Madeleine Lesage, Centre d'études et de prospective

Source : Fondation RISE

05/10/2018

Quel « espace sécurisé » (Safe Operating Space) pour l’élevage européen ?

La fondation RISE (voir sur cet organisme un portrait sur ce blog) vient de publier une prospective normative sur le développement du secteur de l’élevage dans l’Europe des 28. Présentée et débattue le 13 septembre lors d'une session organisée par le Partenariat Européen pour l’Innovation à Bruxelles, cette étude plaide pour des évolutions profondes de production et de consommation, sous le constat que le secteur a dépassé les « limites de durabilité » en termes d'émissions de gaz à effet de serre, de besoins en nutriments et d’érosion de la biodiversité.
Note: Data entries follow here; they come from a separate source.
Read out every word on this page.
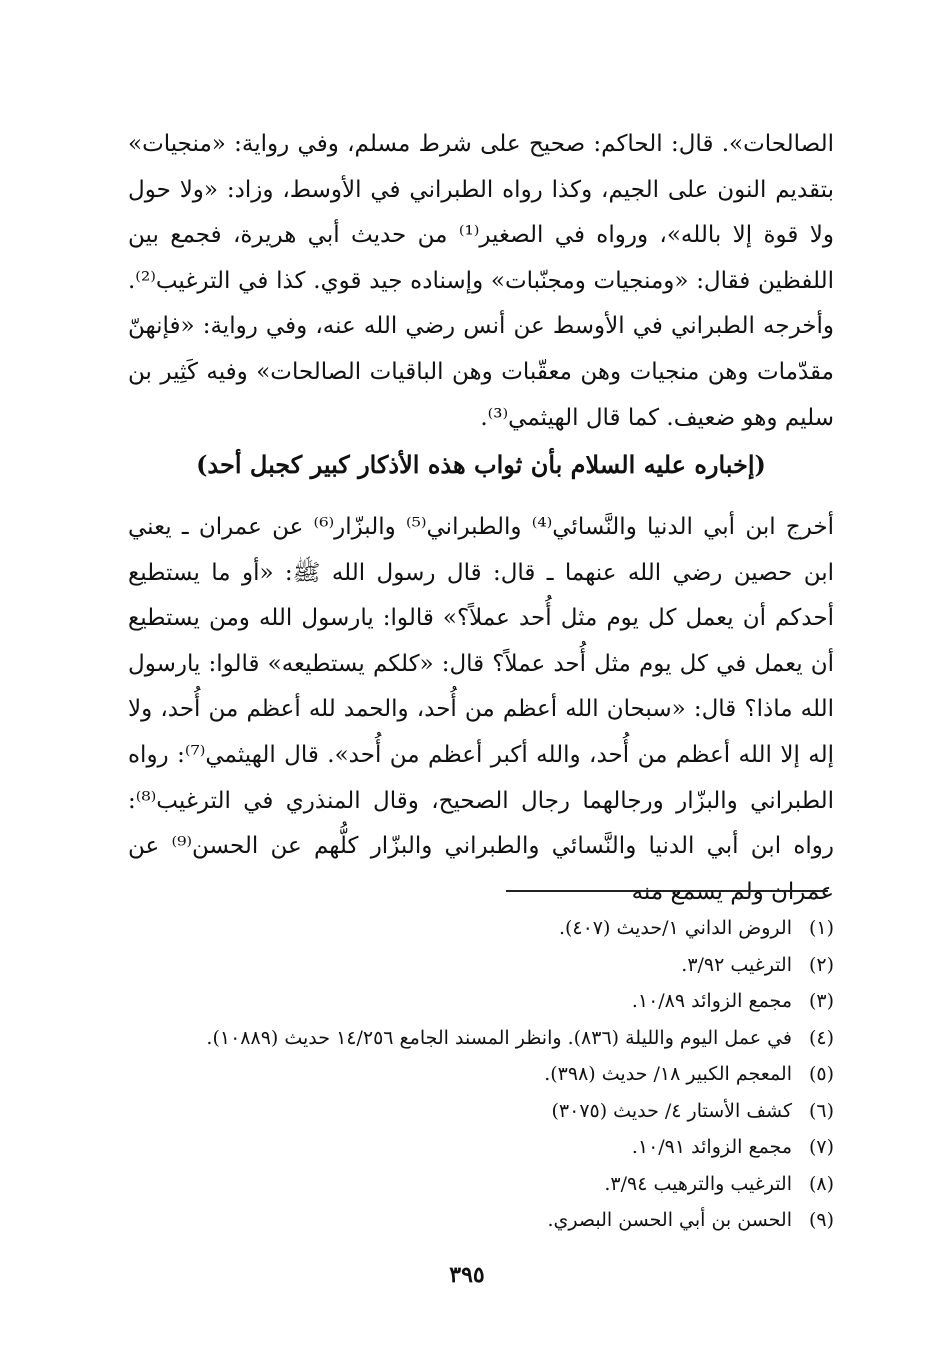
الصالحات». قال: الحاكم: صحيح على شرط مسلم، وفي رواية: «منجيات» بتقديم النون على الجيم، وكذا رواه الطبراني في الأوسط، وزاد: «ولا حول ولا قوة إلا بالله»، ورواه في الصغير⁽¹⁾ من حديث أبي هريرة، فجمع بين اللفظين فقال: «ومنجيات ومجنّبات» وإسناده جيد قوي. كذا في الترغيب⁽²⁾. وأخرجه الطبراني في الأوسط عن أنس رضي الله عنه، وفي رواية: «فإنهنّ مقدّمات وهن منجيات وهن معقّبات وهن الباقيات الصالحات» وفيه كَثِير بن سليم وهو ضعيف. كما قال الهيثمي⁽³⁾.

(إخباره عليه السلام بأن ثواب هذه الأذكار كبير كجبل أحد)

أخرج ابن أبي الدنيا والنَّسائي⁽⁴⁾ والطبراني⁽⁵⁾ والبزّار⁽⁶⁾ عن عمران ـ يعني ابن حصين رضي الله عنهما ـ قال: قال رسول الله ﷺ: «أو ما يستطيع أحدكم أن يعمل كل يوم مثل أُحد عملاً؟» قالوا: يارسول الله ومن يستطيع أن يعمل في كل يوم مثل أُحد عملاً؟ قال: «كلكم يستطيعه» قالوا: يارسول الله ماذا؟ قال: «سبحان الله أعظم من أُحد، والحمد لله أعظم من أُحد، ولا إله إلا الله أعظم من أُحد، والله أكبر أعظم من أُحد». قال الهيثمي⁽⁷⁾: رواه الطبراني والبزّار ورجالهما رجال الصحيح، وقال المنذري في الترغيب⁽⁸⁾: رواه ابن أبي الدنيا والنَّسائي والطبراني والبزّار كلُّهم عن الحسن⁽⁹⁾ عن عمران ولم يسمع منه

(١)
الروض الداني ١/حديث (٤٠٧).
(٢)
الترغيب ٣/٩٢.
(٣)
مجمع الزوائد ١٠/٨٩.
(٤)
في عمل اليوم والليلة (٨٣٦). وانظر المسند الجامع ١٤/٢٥٦ حديث (١٠٨٨٩).
(٥)
المعجم الكبير ١٨/ حديث (٣٩٨).
(٦)
كشف الأستار ٤/ حديث (٣٠٧٥)
(٧)
مجمع الزوائد ١٠/٩١.
(٨)
الترغيب والترهيب ٣/٩٤.
(٩)
الحسن بن أبي الحسن البصري.
٣٩٥
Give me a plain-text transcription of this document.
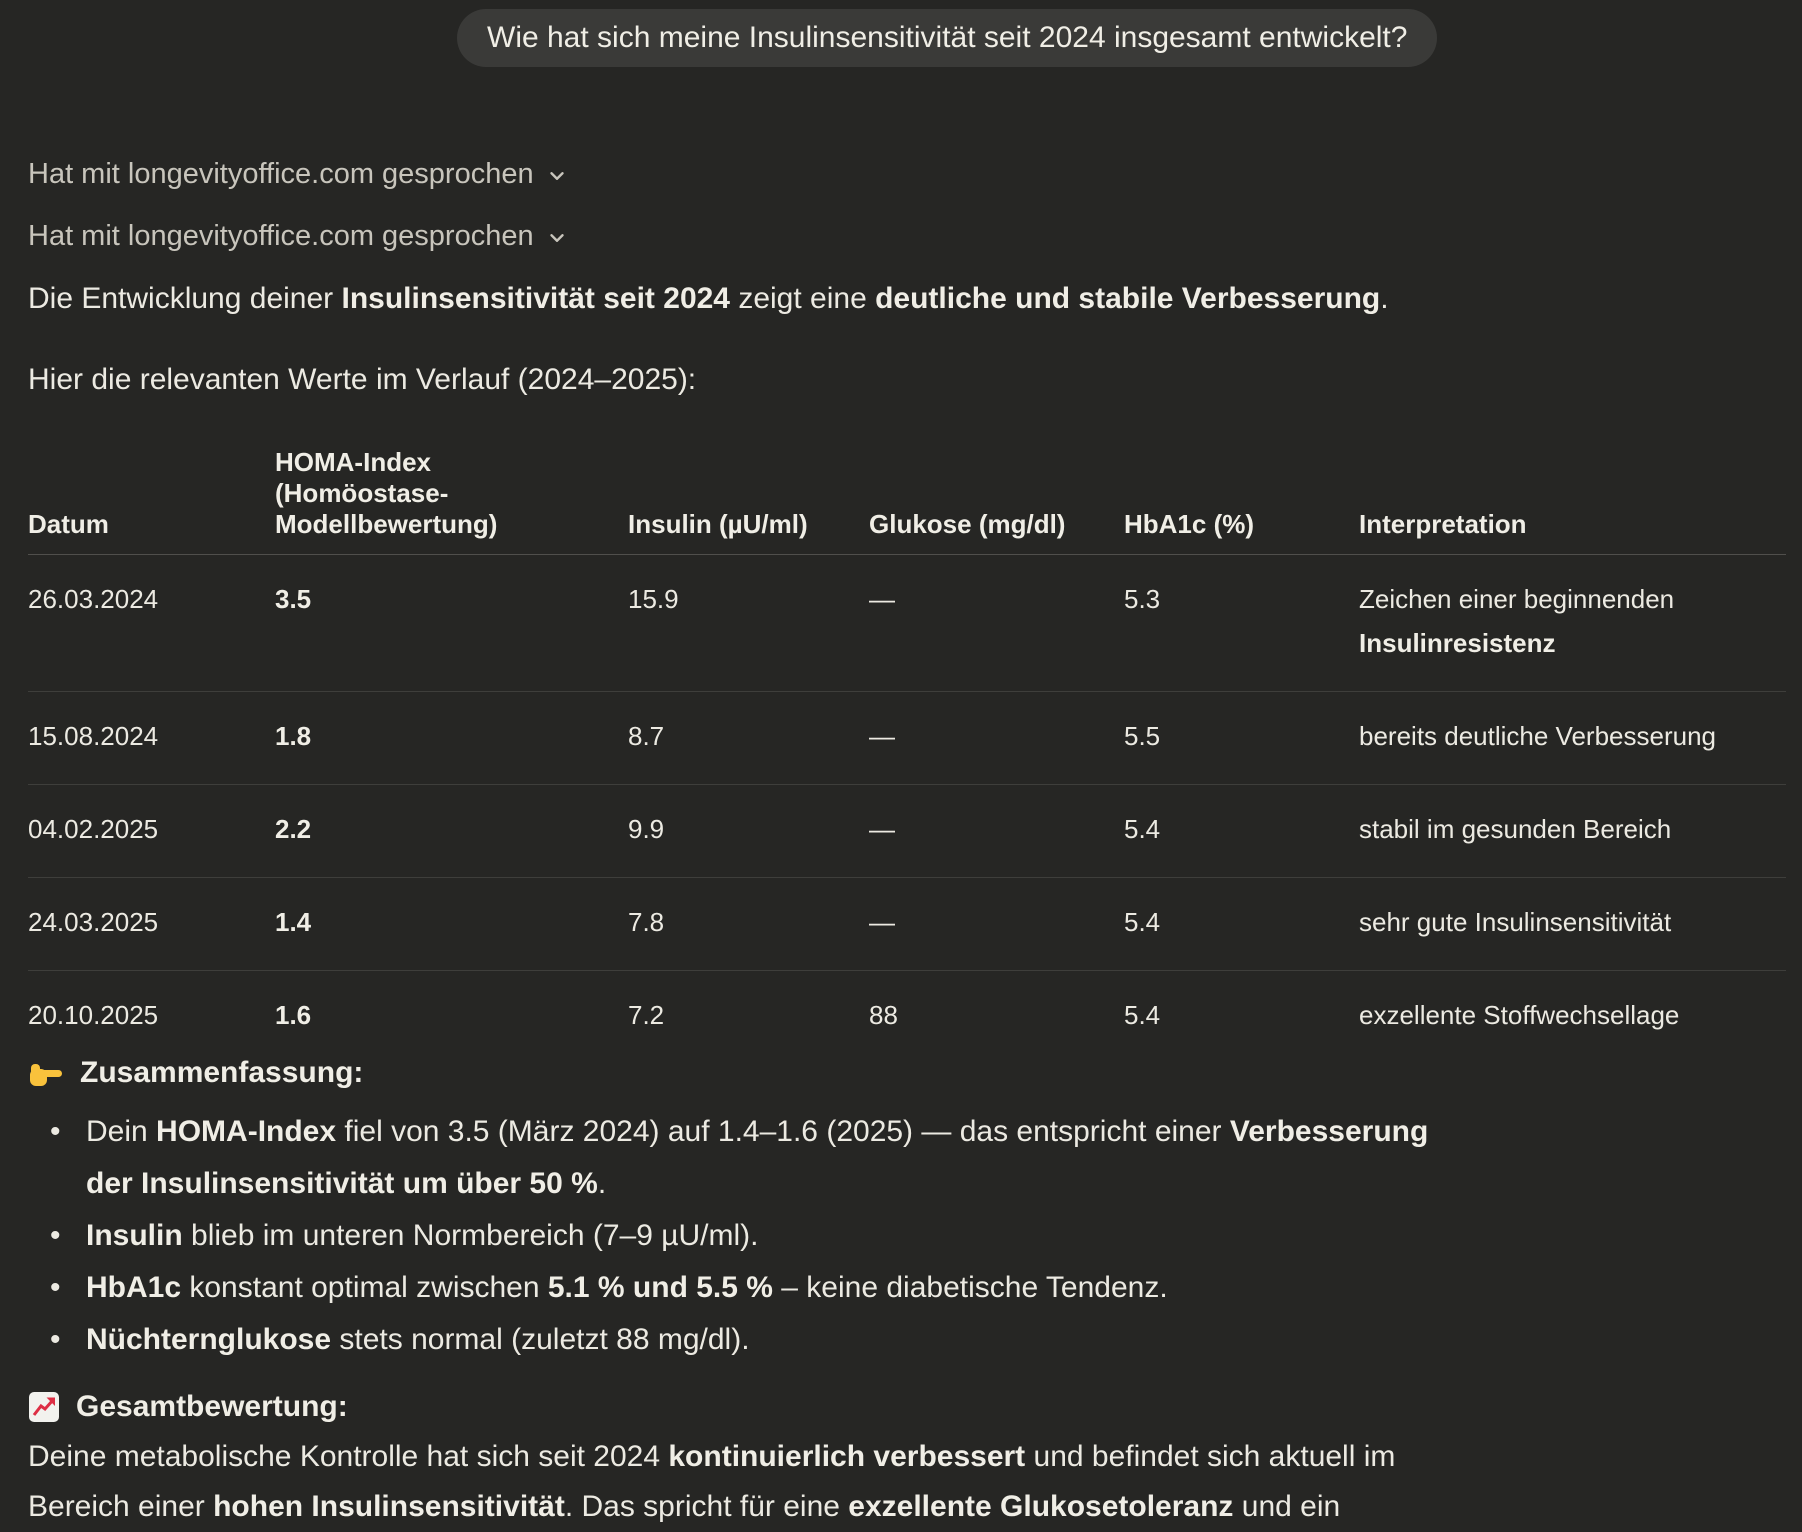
Wie hat sich meine Insulinsensitivität seit 2024 insgesamt entwickelt?
Hat mit longevityoffice.com gesprochen
Hat mit longevityoffice.com gesprochen
Die Entwicklung deiner Insulinsensitivität seit 2024 zeigt eine deutliche und stabile Verbesserung.
Hier die relevanten Werte im Verlauf (2024–2025):
Datum	HOMA-Index (Homöostase-Modellbewertung)	Insulin (µU/ml)	Glukose (mg/dl)	HbA1c (%)	Interpretation
26.03.2024	3.5	15.9	—	5.3	Zeichen einer beginnenden Insulinresistenz
15.08.2024	1.8	8.7	—	5.5	bereits deutliche Verbesserung
04.02.2025	2.2	9.9	—	5.4	stabil im gesunden Bereich
24.03.2025	1.4	7.8	—	5.4	sehr gute Insulinsensitivität
20.10.2025	1.6	7.2	88	5.4	exzellente Stoffwechsellage
Zusammenfassung:
• Dein HOMA-Index fiel von 3.5 (März 2024) auf 1.4–1.6 (2025) — das entspricht einer Verbesserung der Insulinsensitivität um über 50 %.
• Insulin blieb im unteren Normbereich (7–9 µU/ml).
• HbA1c konstant optimal zwischen 5.1 % und 5.5 % – keine diabetische Tendenz.
• Nüchternglukose stets normal (zuletzt 88 mg/dl).
Gesamtbewertung:
Deine metabolische Kontrolle hat sich seit 2024 kontinuierlich verbessert und befindet sich aktuell im Bereich einer hohen Insulinsensitivität. Das spricht für eine exzellente Glukosetoleranz und ein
Les options explorées établissent qu’un saut technologique (digitalisation, génomique et génétique, gestion des nutriments) est nécessaire, mais pas suffisant, et devrait s’accompagner d’une diminution par deux au minimum de la taille du cheptel européen et d'un changement considérable des habitudes de consommation. Des scénarios de rupture, assumés par les auteurs, qui plaident pour une sortie du statu quo et une mise à l’agenda politique de ce sujet.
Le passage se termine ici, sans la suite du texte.